Hi! Thanks for the detailed report :+1:

Since the OOM problem also occurs in db-merge, which doesn't do anything sophisticated and only loads the datasets, I suspect the problem must happen when Prodigy loads the examples from the database and keeps them in memory. Here's a very simple standalone script you can try:

from prodigy.components.db import connect

db = connect()
all_examples = []
for dataset_name in ["your_dataset1", "your_dataset2"]:  # etc.
    all_examples.extend(db.get_dataset(dataset_name))
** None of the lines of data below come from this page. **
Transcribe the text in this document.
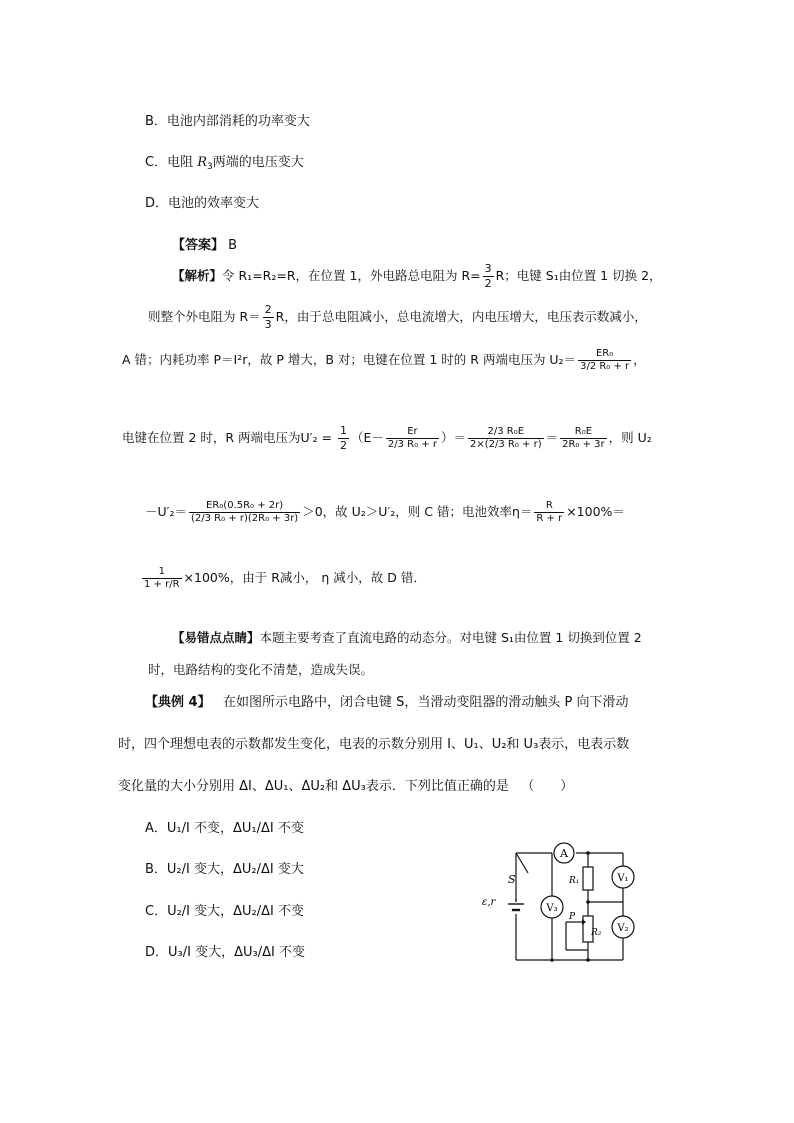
B．电池内部消耗的功率变大
C．电阻 $R_3$两端的电压变大
D．电池的效率变大
【答案】 B
【解析】令 R₁=R₂=R，在位置 1，外电路总电阻为 $R= \frac{3}{2}$ R；电键 S₁由位置 1 切换 2，
则整个外电阻为 $R= \frac{2}{3}$ R，由于总电阻减小，总电流增大，内电压增大，电压表示数减小，
A 错；内耗功率 P＝I²r，故 P 增大，B 对；电键在位置 1 时的 R 两端电压为 $U_2= \frac{\text{ER₀}}{\text{3/2 R₀ + r}}$ ，
电键在位置 2 时，R 两端电压为$U'_2 = \frac{1}{2} (E- \frac{Er}{\text{2/3 R₀ + r}}$ ）＝ $\frac{\text{2/3 R₀E}}{\text{2×(2/3 R₀ + r)}} = \frac{\text{R₀E}}{\text{2R₀ + 3r}}$ ，则 U₂
$-U'_2= \frac{\text{ER₀(0.5R₀ + 2r)}}{\text{(2/3 R₀ + r)(2R₀ + 3r)}} >0$，故 U₂＞U′₂，则 C 错；电池效率$\eta= \frac{R}{R + r} \times 100\%=$
$\frac{1}{1 + r/R} \times 100\%$，由于 R减小， η 减小，故 D 错．
【易错点点睛】本题主要考查了直流电路的动态分。对电键 S₁由位置 1 切换到位置 2
时，电路结构的变化不清楚，造成失误。
【典例 4】 在如图所示电路中，闭合电键 S，当滑动变阻器的滑动触头 P 向下滑动
时，四个理想电表的示数都发生变化，电表的示数分别用 I、U₁、U₂和 U₃表示，电表示数
变化量的大小分别用 ΔI、ΔU₁、ΔU₂和 ΔU₃表示．下列比值正确的是 （　　）
A．U₁/I 不变，ΔU₁/ΔI 不变
B．U₂/I 变大，ΔU₂/ΔI 变大
C．U₂/I 变大，ΔU₂/ΔI 不变
D．U₃/I 变大，ΔU₃/ΔI 不变
A
V₃
R₁
R₂
P
V₁
V₂
S
ε,r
How large do you think the JSON data in your datasets would be? Even with 6000 text files, it's unlikely going to be gigabytes, right? If it does turn out that your datasets don't fit into memory, that's indeed a bit tricky :thinking:

While the db-merge recipe just loads all datasets into memory and concatenates them, the data-to-spacy and train recipes will group the annotations by hashes and then create one Doc object per example with all available annotations (e.g. entities with different labels etc.). Prodigy then keeps a second copy of the data by hash, and uses that to merge the examples. So one option would be to just run the data-to-spacy conversion in batches and batch up your examples by _input_hash, so there are no examples with the same input hash across different batches. This should give you the same merged result and means you have to keep less data in memory.